Lodging a submission
Submissions should be emailed to DEM.MiningRegRehab@sa.gov.au, but can also be posted to:
Mining Regulation Branch
Department for Energy and Mining
GPO Box 320
Adelaide SA 5001
What to include in a submission
When making a submission, you should consider:
- If the applicant has adequately described the existing environment as far as this is relevant to the proposed operations. The environment is not limited to the natural environment (air, water, flora, fauna), but also includes buildings and infrastructure, public health and safety and the geological, cultural and aesthetic values of the area
- If the application/proposal has adequately identified the potential impacts on the environment that may arise from the proposed operations
- If the proposed environmental outcomes are acceptable
- If the proposed mitigation measures are practical and are likely to achieve the desired outcomes
- If the proposed outcome measurement criteria are suitable to demonstrate achievement of the proposed outcomes
Outcomes and criteria
An outcome is a statement of the impact on the environment (which may be no impact) caused by the proposed mining activities. Outcome statements must be accompanied by measurement criteria which are designed to demonstrate that the outcome has been achieved. The Department for Energy and Mining will regulate the operation using the approved criteria to demonstrate achievement of the outcome.
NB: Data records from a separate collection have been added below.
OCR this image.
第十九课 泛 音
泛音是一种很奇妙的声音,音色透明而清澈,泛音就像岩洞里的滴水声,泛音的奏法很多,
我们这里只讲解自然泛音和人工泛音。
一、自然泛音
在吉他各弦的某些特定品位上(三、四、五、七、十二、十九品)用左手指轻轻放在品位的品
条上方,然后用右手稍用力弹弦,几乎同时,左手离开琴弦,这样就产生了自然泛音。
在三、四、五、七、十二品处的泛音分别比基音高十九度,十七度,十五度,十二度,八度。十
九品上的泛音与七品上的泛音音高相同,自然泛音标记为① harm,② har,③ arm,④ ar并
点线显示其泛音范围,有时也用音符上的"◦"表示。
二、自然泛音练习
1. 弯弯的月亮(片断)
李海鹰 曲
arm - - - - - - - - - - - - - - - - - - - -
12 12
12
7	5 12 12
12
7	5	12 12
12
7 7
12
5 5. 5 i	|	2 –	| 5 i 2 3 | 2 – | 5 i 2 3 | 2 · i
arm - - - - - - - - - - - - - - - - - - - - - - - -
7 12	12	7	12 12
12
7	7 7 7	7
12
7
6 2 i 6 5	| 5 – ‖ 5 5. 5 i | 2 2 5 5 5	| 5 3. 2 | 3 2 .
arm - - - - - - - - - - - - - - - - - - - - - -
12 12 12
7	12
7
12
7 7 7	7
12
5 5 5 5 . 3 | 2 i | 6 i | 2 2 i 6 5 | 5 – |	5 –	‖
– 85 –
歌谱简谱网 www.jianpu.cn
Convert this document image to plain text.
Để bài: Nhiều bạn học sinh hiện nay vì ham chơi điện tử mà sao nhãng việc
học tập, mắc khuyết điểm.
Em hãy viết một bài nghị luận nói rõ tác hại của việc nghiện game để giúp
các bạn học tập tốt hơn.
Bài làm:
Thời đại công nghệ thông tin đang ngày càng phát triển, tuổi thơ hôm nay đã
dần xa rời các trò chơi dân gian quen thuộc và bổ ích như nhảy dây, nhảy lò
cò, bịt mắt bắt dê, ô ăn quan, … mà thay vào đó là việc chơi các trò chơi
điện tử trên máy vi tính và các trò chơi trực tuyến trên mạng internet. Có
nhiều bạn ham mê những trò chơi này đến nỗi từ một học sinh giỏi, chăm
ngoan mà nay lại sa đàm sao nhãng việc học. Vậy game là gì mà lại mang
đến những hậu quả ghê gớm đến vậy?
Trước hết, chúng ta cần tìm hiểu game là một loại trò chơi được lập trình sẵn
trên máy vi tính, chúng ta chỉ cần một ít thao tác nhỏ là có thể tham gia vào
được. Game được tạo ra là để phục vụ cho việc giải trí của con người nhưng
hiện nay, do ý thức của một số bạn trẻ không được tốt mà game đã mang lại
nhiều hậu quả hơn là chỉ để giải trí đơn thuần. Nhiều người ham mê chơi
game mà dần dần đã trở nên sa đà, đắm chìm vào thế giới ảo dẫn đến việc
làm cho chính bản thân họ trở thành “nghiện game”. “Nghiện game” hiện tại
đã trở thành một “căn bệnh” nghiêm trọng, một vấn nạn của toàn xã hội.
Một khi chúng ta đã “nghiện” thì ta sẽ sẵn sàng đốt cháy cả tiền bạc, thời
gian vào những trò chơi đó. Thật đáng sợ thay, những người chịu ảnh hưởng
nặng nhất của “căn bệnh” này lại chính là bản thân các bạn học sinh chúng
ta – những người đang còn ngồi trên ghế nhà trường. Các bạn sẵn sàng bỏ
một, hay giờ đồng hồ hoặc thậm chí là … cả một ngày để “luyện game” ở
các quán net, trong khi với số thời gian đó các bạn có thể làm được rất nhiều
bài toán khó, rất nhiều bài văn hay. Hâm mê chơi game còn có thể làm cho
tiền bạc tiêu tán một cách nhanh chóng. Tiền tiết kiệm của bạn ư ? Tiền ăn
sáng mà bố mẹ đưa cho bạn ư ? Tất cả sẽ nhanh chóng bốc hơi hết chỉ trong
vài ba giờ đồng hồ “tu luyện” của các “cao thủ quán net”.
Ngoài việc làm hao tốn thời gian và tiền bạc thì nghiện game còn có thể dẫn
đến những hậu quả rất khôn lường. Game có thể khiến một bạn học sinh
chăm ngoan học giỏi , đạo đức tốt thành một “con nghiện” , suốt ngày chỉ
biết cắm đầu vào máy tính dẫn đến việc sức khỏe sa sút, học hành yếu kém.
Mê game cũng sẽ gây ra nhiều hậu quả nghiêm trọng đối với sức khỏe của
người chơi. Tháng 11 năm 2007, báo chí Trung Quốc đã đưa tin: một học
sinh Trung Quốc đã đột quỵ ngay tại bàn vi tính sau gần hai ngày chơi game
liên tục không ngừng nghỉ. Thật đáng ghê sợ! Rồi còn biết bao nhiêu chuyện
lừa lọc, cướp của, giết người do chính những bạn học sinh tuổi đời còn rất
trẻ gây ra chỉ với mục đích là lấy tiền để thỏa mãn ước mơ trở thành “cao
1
An example of an outcome related to groundwater might be:
- 'No adverse impact to groundwater quantity for pastoral use on the adjoining property caused by mining operations.'
A criterion for this outcome might be:
- 'Quarterly monitoring of groundwater bores GW01-07 demonstrates water levels are not being drawn down more than 2 metres compared to the pre-mining water levels for those bores accounting for seasonal variation as detailed in Table x.'
What happens after you make a submission?
When you make a written submission that submission becomes a public record. Your submission will be provided to the applicant and may be made available for public inspection. The applicant may be asked to address concerns raised through the public consultation process.
When the decision whether to grant or refuse the application is made, and what conditions should be placed on the lease or licence, any written submissions made must be taken into consideration. This means that public input is essential to setting the environmental outcomes the mine must comply with (and which will be strictly enforced by the Department for Energy and Mining) should the lease or licence be granted.
Any person who has made a written submission during the consultation period will be notified of the decision in writing, including the terms and conditions of the lease if it has been granted.